Teknik Pengumpulan Data Teknik pengumpulan data yang dilakukan dalam penelitian ini adalah
dengan tiga teknik pengumpulan data, yaitu : - Observasi langsung Metode pengamatan atau observasi memungkinkan peneliti untuk melihat dunia sebagaimana yang dilihat oleh obyek penelitian, menangkap kehidupan budaya dari segi pandangan dan anutan para obyek pada keadaan waktu itu. Observasi memungkinkan peneliti untuk merasakan apa yang dirasakan oleh obyek penelitian (Moelong, 1989). Observasi langsung dilakukan ke kelompok pemberdayaan perempuan dengan tujuan untuk mendapatkan data dan
33
informasi yang valid. Dalam melakukan observasi, peneliti akan melihat dan turut serta dalam proses kegiatan yang dilakukan oleh kelompok pemberdayaan perempuan secara langsung sehingga akan didapatkan data yang dibutuhkan dalam penelitian secara valid. ‐ Wawancara Wawancara merupakan cara untuk memperoleh keterangan yang sesuai dengan penelitian dan dilakukan untuk memahami tingkah laku manusia. Dalam penelitian ini, wawancara dilakukan secara langsung dengan panduan wawancara (interview guide) yang disusun sebelum wawancara dimulai. Maksud mengadakan wawancara antara lain untuk mengkonstruksikan mengenai orang, kejadian, kegiatan organisasi, perasaan, motivasi, merekonstruksi kebulatan-kebulatan, memproyeksikan kebulatan-kebulatan yang telah diharapkan pada masa mendatang, memverifikasi konstruksi yang dikembangkan oleh peneliti (Lincoln dan Buba dalam Moelong, 1989). Peneliti akan melakukan wawancara dengan beberapa masyarakat desa yang termasuk dalam kelompok pemberdayaan untuk mengetahui respon mereka. Peneliti juga akan melakukan wawancara dengan ketua LSM Lembaga Bakti Indonesia yang menjadi fasilitator dalam program pemberdayaan tersebut serta pemerintah lokal setempat seperti kepala desa, ketua RW, ketua RT, dan tokoh desa di desa yang bersangkutan. ‐ Dokumentasi Teknik dokumentasi dilakukan sebagai data sekunder dan data pendukung dari teknik observasi dan wawancara. Teknik dokumentasi ini dilakukan dengan tujuan untuk memperkuat informasi yang telah diperoleh dari hasil observasi dan
34
wawancara. Data-data yang didokumentasikan dalam penelitian ini adalah dokumen-dokumen LSM yang melakukan pemberdayaan perempuan dan dokumen dari instansi pemerintah yang terkait. 1.7.5.
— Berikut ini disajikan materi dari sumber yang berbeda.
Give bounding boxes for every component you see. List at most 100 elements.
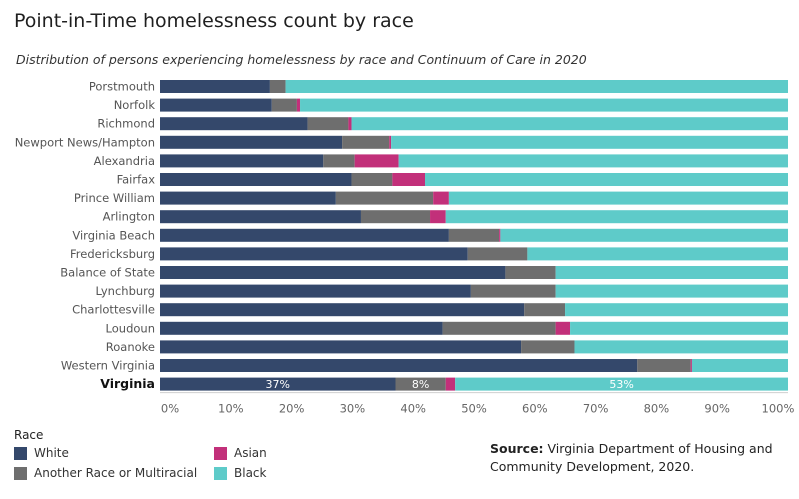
legend-label-asian: Asian [234,446,267,460]
category-label-loudoun: Loudoun [106,321,155,335]
x-tick-6: 60% [522,402,548,416]
category-label-lynchburg: Lynchburg [96,284,155,298]
category-label-norfolk: Norfolk [114,98,156,112]
bar-loudoun-black[interactable] [570,321,788,335]
bar-arlington-white[interactable] [160,210,361,224]
bar-alexandria-another-race-or-multiracial[interactable] [323,154,355,168]
bar-norfolk-black[interactable] [300,98,788,112]
bar-newport-news-hampton-white[interactable] [160,135,343,149]
legend-swatch-asian [214,446,227,460]
x-tick-10: 100% [762,402,795,416]
category-label-fairfax: Fairfax [117,173,156,187]
x-tick-4: 40% [400,402,426,416]
legend-swatch-white [14,446,27,460]
bar-western-virginia-asian[interactable] [690,359,692,372]
category-label-western-virginia: Western Virginia [61,359,155,373]
x-tick-5: 50% [461,402,487,416]
bar-roanoke-white[interactable] [160,340,522,354]
data-label-virginia-another-race-or-multiracial: 8% [412,378,429,391]
bar-western-virginia-another-race-or-multiracial[interactable] [637,359,691,372]
legend-item-white[interactable]: White [14,446,214,460]
bar-prince-william-black[interactable] [448,191,788,205]
bar-prince-william-another-race-or-multiracial[interactable] [335,191,434,205]
category-label-porstmouth: Porstmouth [89,80,155,94]
bar-prince-william-asian[interactable] [433,191,449,205]
bar-fredericksburg-black[interactable] [527,247,788,261]
bar-alexandria-white[interactable] [160,154,324,168]
x-tick-8: 80% [644,402,670,416]
bar-balance-of-state-another-race-or-multiracial[interactable] [505,266,556,279]
bar-lynchburg-white[interactable] [160,284,471,298]
bar-norfolk-white[interactable] [160,98,272,112]
bar-richmond-asian[interactable] [348,117,352,131]
bar-fairfax-black[interactable] [425,173,788,186]
legend-item-another-race[interactable]: Another Race or Multiracial [14,466,214,480]
bar-alexandria-black[interactable] [398,154,788,168]
bar-virginia-beach-another-race-or-multiracial[interactable] [448,228,500,242]
legend-title: Race [14,428,44,442]
chart-subtitle: Distribution of persons experiencing hom… [16,52,587,67]
bar-charlottesville-white[interactable] [160,303,525,317]
bar-porstmouth-white[interactable] [160,80,270,93]
bar-newport-news-hampton-asian[interactable] [389,135,392,149]
bar-fredericksburg-another-race-or-multiracial[interactable] [467,247,528,261]
legend-swatch-another-race [14,466,27,480]
bar-western-virginia-white[interactable] [160,359,638,372]
bar-norfolk-another-race-or-multiracial[interactable] [271,98,297,112]
bar-richmond-white[interactable] [160,117,308,131]
bar-virginia-another-race-or-multiracial[interactable] [395,377,446,391]
bar-prince-william-white[interactable] [160,191,336,205]
bar-balance-of-state-black[interactable] [555,266,788,279]
bar-western-virginia-black[interactable] [691,359,788,372]
source-text: Virginia Department of Housing and Commu… [490,441,773,474]
bar-virginia-asian[interactable] [445,377,456,391]
bar-virginia-white[interactable] [160,377,396,391]
bar-balance-of-state-white[interactable] [160,266,506,279]
category-label-virginia-beach: Virginia Beach [72,228,155,242]
category-label-richmond: Richmond [97,117,155,131]
bar-loudoun-white[interactable] [160,321,443,335]
bar-loudoun-another-race-or-multiracial[interactable] [442,321,556,335]
bar-charlottesville-another-race-or-multiracial[interactable] [524,303,566,317]
bar-fredericksburg-white[interactable] [160,247,468,261]
bar-lynchburg-another-race-or-multiracial[interactable] [470,284,556,298]
bar-fairfax-another-race-or-multiracial[interactable] [351,173,393,186]
bar-virginia-beach-asian[interactable] [499,228,501,242]
legend-item-asian[interactable]: Asian [214,446,354,460]
bar-newport-news-hampton-black[interactable] [391,135,788,149]
x-tick-2: 20% [279,402,305,416]
bar-alexandria-asian[interactable] [354,154,399,168]
legend-item-black[interactable]: Black [214,466,354,480]
bar-newport-news-hampton-another-race-or-multiracial[interactable] [342,135,390,149]
bar-fairfax-white[interactable] [160,173,352,186]
bar-loudoun-asian[interactable] [555,321,571,335]
bar-arlington-black[interactable] [445,210,788,224]
bar-richmond-another-race-or-multiracial[interactable] [307,117,349,131]
bar-virginia-beach-white[interactable] [160,228,449,242]
category-label-prince-william: Prince William [74,191,155,205]
bar-fairfax-asian[interactable] [392,173,426,186]
category-label-balance-of-state: Balance of State [60,266,155,280]
bar-lynchburg-black[interactable] [555,284,788,298]
legend-swatch-black [214,466,227,480]
bar-virginia-black[interactable] [455,377,788,391]
legend-label-white: White [34,446,69,460]
data-label-virginia-white: 37% [266,378,290,391]
bar-charlottesville-black[interactable] [565,303,788,317]
category-label-fredericksburg: Fredericksburg [70,247,155,261]
bar-arlington-another-race-or-multiracial[interactable] [360,210,431,224]
bar-norfolk-asian[interactable] [296,98,301,112]
category-label-charlottesville: Charlottesville [72,303,155,317]
x-tick-0: 0% [161,402,179,416]
legend-label-another-race: Another Race or Multiracial [34,466,198,480]
bar-roanoke-black[interactable] [574,340,788,354]
legend-label-black: Black [234,466,267,480]
bar-arlington-asian[interactable] [430,210,446,224]
bar-porstmouth-black[interactable] [285,80,788,93]
bar-richmond-black[interactable] [351,117,788,131]
bar-roanoke-another-race-or-multiracial[interactable] [521,340,575,354]
bar-porstmouth-another-race-or-multiracial[interactable] [269,80,286,93]
category-label-roanoke: Roanoke [106,340,155,354]
bar-virginia-beach-black[interactable] [500,228,788,242]
x-tick-9: 90% [704,402,730,416]
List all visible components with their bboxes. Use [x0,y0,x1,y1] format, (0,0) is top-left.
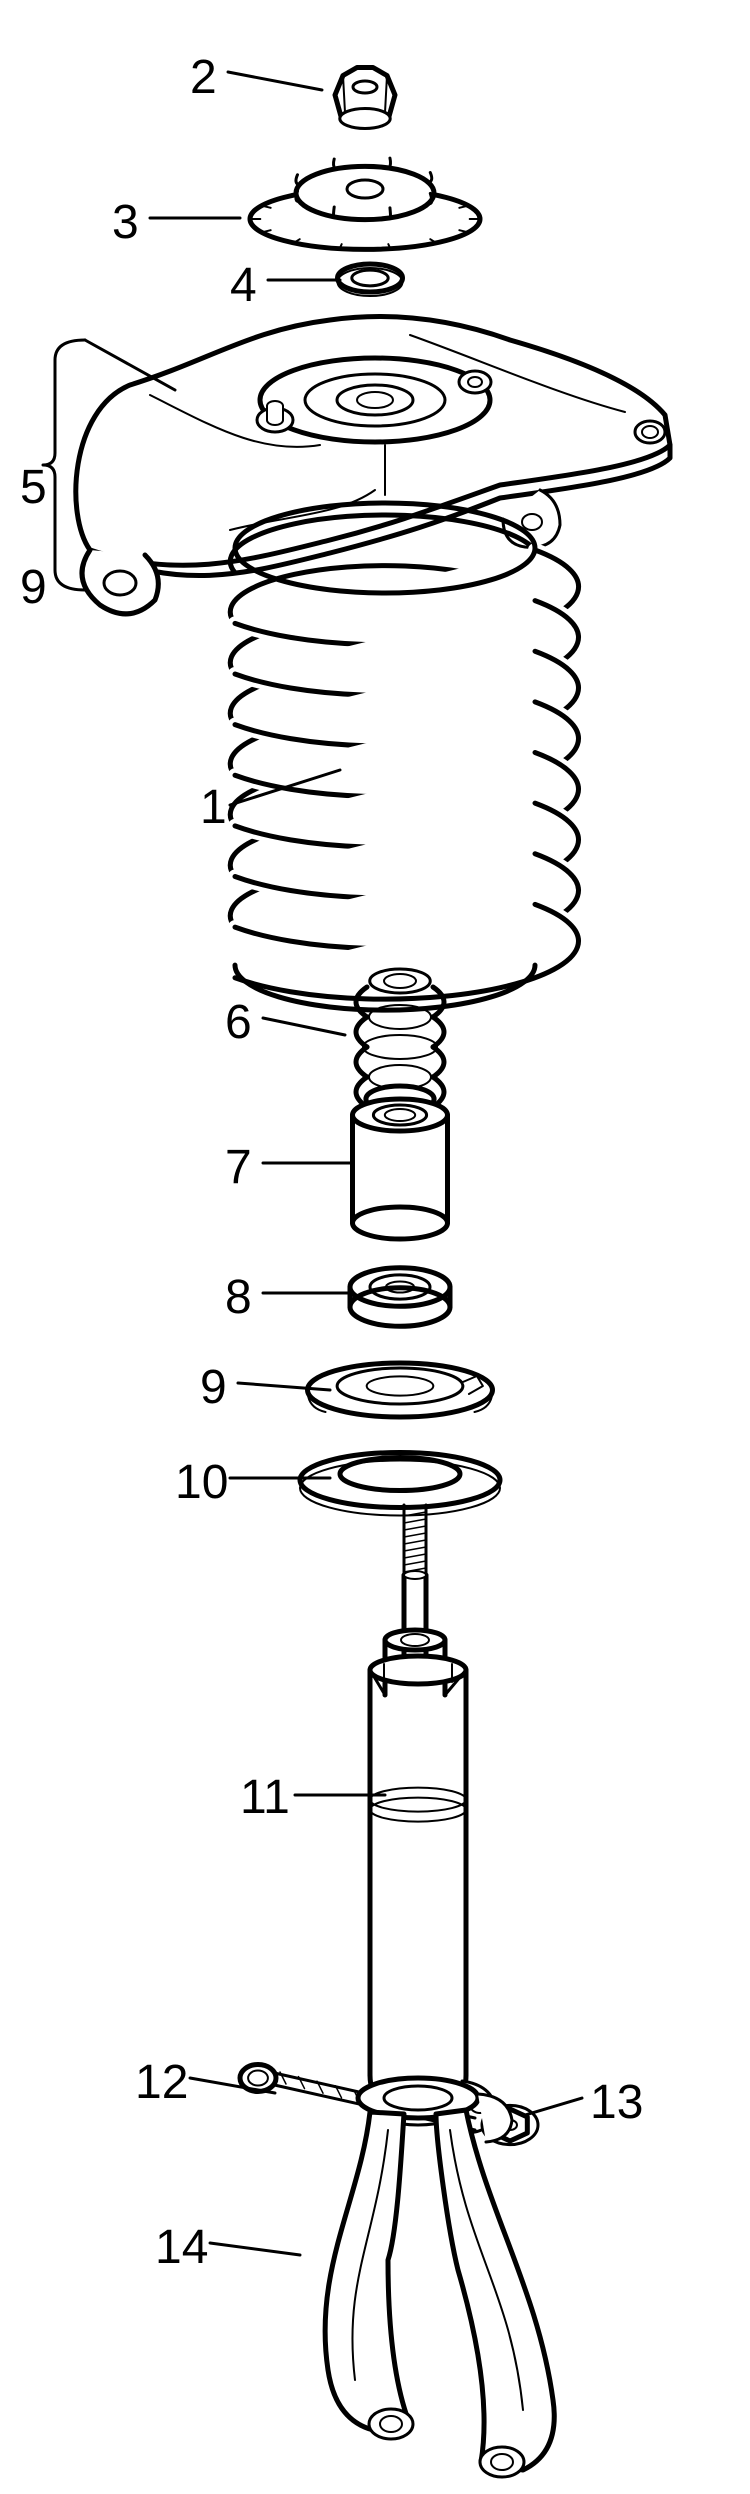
callout-label-l4: 4 [230,258,257,313]
part-top-mount [250,158,480,249]
callout-label-l8: 8 [225,1270,252,1325]
callout-label-l14: 14 [155,2220,208,2275]
callout-label-l7: 7 [225,1140,252,1195]
leader-l2 [228,72,322,90]
part-cap [300,1453,500,1516]
part-nut [335,68,395,129]
callout-label-l9b: 9 [200,1360,227,1415]
callout-label-l12: 12 [135,2055,188,2110]
callout-label-l9a: 9 [20,560,47,615]
leader-l14 [210,2243,300,2255]
part-bushing [350,1268,450,1327]
leader-l13 [525,2098,582,2115]
part-sleeve [353,1099,448,1239]
callout-label-l13: 13 [590,2075,643,2130]
part-washer [338,264,403,296]
leader-l6 [263,1018,345,1035]
callout-label-l11: 11 [240,1770,290,1825]
callout-label-l6: 6 [225,995,252,1050]
callout-label-l3: 3 [112,195,139,250]
callout-label-l1: 1 [200,780,227,835]
callout-label-l5: 5 [20,460,47,515]
part-strut-body [370,1630,496,2133]
callout-label-l10: 10 [175,1455,228,1510]
callout-label-l2: 2 [190,50,217,105]
part-cross-member [76,317,670,614]
part-spring-seat [308,1363,493,1417]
Teknik Analisis Data Data dalam penelitian disusun dari catatan lapangan hasil dari observasi
langsung dan wawancara yang dibuat selama proses penelitian sedangkan analisis data dilakukan selama proses pengumpulan data. Tujuan dari teknik analisis ini adalah untuk memberi kesempatan pada peneliti untuk kembali memikirkan tentang data yang ada dan menyusun strategi guna mengumpulkan data yang kualitasnya lebih baik. hal ini dapat menjadi suatu koreksi yang sehat bagi hal-hal yang terselubung yang tidak terlihat sebelumnya dan membuat analisa sebagai suatu usaha yang terus berjalan dan hidup yang dikaitkan dengan pengaruh kuat dari penelitian lapangan (Milles, 1992 : 73). Dalam penelitian ini, data-data yang telah dikumpulkan kemudian direduksi berdasarkan tingkat kepentingannya serta relevansinya dengan permasalahan sesuai dengan tujuan penelitian. Analisis data dilakukan dengan menjabarkan proses pemberdayaan perempuan yang ada telah mempengaruhi pola pikir masyarakat sehingga memunculkan transformasi sosial. Hasil penjabaran kemudian dianalisis secara kualitatif dan dipaparkan dalam bentuk deskripsi hasil penelitian sehingga dapat dilakukan penarikan kesimpulan.